UC San Diego

Chronic pain is a considerable issue facing society today. Current treatments for chronic pain consist mainly of opioids, highly imperfect solutions due to their side effects and high risk of addiction. This thesis aims to investigate a new avenue for treating chronic pain by taking a cue from nature. Individuals have been identified with congenital mutations to a gene encoding for a sodium channel subtype, Nav1.7, leading to total insensitivity to pain. Here we attempted to treat chronic pain via genetic targeting of SCN9A, the gene encoding for Nav1.7. Due to the desire to non-permanently ablate pain, we have utilized a variant of the CRISPR-Cas9 system without nuclease activity, dCas9 (dead-Cas9). The fusion of dCas9 to transcription regulators, such as the KRAB repressor, enables stable and efficient transcriptional repression. We delivered a dCas9-KRAB and a gRNA targeting the Nav1.7 gene via adeno-associated viruses (AAVs) to enable repression of pain, similar to a small-molecule drug, but, unlike small-molecules, lasting up to a few weeks.

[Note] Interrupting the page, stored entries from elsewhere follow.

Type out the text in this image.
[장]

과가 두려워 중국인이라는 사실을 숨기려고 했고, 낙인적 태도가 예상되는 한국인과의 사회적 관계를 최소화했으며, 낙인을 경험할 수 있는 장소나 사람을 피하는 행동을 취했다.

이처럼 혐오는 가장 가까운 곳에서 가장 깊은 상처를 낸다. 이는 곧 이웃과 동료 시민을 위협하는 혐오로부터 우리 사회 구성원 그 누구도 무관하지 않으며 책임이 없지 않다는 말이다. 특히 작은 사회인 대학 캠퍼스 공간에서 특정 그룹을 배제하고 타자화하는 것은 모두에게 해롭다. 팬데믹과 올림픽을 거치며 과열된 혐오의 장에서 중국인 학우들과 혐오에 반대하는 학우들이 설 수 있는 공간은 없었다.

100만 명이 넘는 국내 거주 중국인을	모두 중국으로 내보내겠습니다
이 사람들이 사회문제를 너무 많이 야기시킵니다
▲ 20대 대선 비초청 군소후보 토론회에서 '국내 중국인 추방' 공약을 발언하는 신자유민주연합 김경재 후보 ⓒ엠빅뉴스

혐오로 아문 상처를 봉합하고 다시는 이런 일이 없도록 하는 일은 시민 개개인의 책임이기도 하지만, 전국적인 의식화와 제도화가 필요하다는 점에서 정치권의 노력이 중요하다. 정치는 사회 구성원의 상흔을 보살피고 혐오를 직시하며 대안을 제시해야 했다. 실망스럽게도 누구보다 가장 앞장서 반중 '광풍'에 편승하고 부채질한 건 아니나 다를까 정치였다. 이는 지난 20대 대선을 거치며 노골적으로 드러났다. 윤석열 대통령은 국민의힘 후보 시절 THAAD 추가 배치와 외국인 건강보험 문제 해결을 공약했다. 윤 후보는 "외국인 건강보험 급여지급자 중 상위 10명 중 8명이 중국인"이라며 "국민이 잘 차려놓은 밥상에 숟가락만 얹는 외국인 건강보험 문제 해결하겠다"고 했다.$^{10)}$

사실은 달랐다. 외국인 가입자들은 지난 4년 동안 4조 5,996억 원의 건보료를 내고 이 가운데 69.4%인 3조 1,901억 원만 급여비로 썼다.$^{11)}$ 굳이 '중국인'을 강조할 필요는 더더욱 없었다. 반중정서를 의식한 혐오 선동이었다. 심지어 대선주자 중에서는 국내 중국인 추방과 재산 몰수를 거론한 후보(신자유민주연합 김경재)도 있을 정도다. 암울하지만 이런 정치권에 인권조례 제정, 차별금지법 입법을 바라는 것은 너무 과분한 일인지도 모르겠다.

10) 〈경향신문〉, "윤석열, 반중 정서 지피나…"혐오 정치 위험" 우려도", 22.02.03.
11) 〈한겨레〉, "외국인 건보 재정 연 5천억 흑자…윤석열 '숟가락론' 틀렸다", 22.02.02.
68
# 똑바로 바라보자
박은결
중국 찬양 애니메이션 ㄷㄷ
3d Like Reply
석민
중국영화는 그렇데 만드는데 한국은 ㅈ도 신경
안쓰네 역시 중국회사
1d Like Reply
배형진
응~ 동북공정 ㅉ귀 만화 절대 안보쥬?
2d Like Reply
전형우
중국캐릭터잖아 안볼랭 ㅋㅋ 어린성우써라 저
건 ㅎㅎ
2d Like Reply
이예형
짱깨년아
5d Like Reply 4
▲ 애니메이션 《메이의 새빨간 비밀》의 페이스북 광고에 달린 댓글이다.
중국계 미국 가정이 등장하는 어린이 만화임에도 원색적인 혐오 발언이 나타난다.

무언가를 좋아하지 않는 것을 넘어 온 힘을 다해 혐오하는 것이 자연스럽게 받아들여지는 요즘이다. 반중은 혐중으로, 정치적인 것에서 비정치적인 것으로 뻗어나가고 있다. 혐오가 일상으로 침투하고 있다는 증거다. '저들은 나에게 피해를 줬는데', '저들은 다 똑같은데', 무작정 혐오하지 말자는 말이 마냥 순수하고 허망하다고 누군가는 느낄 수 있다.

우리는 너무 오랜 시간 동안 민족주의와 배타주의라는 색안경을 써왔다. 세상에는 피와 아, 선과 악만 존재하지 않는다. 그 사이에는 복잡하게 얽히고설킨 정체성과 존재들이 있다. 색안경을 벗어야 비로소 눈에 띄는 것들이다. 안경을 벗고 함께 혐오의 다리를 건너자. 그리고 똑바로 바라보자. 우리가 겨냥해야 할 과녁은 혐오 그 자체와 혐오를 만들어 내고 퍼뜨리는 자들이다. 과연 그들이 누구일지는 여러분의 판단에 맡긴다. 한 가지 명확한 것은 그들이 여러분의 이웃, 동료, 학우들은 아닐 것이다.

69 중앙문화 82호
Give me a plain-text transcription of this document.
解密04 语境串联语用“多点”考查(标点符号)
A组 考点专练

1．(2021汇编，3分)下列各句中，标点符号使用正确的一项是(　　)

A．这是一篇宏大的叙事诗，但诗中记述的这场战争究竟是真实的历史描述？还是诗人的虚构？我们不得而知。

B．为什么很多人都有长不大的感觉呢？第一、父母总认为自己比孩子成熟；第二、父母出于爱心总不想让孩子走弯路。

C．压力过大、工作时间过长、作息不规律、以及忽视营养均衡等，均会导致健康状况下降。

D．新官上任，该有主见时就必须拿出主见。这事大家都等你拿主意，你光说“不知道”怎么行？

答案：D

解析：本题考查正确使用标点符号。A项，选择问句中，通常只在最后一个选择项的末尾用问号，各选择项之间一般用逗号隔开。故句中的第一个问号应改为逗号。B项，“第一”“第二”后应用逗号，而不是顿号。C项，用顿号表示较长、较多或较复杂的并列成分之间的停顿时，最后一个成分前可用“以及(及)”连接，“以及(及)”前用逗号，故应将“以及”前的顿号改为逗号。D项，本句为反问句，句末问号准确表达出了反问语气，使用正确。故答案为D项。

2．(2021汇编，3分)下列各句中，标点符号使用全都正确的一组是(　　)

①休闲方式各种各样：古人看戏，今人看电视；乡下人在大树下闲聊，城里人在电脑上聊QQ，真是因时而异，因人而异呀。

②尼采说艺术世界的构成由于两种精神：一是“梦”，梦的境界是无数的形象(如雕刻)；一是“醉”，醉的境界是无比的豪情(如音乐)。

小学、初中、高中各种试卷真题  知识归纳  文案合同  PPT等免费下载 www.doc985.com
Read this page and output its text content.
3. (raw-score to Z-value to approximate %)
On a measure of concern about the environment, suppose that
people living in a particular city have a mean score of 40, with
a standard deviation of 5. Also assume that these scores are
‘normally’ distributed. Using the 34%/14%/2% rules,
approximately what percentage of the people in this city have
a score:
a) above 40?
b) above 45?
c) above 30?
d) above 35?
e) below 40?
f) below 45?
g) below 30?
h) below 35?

We injected mice with carrageenan to induce an inflammatory hyperalgesia pain model, performed nociceptive assays in order to verify a phenotypic change in pain sensation, and carried out qPCR to show repression of SCN9A. Results show ~50% repression of SCN9A was achieved, as well as a <100% improvement in thermal pain tolerance in the inflammatory state. Moving forward, this therapy could potentially be a future chronic pain treatment in humans without the negative side effects of current approaches.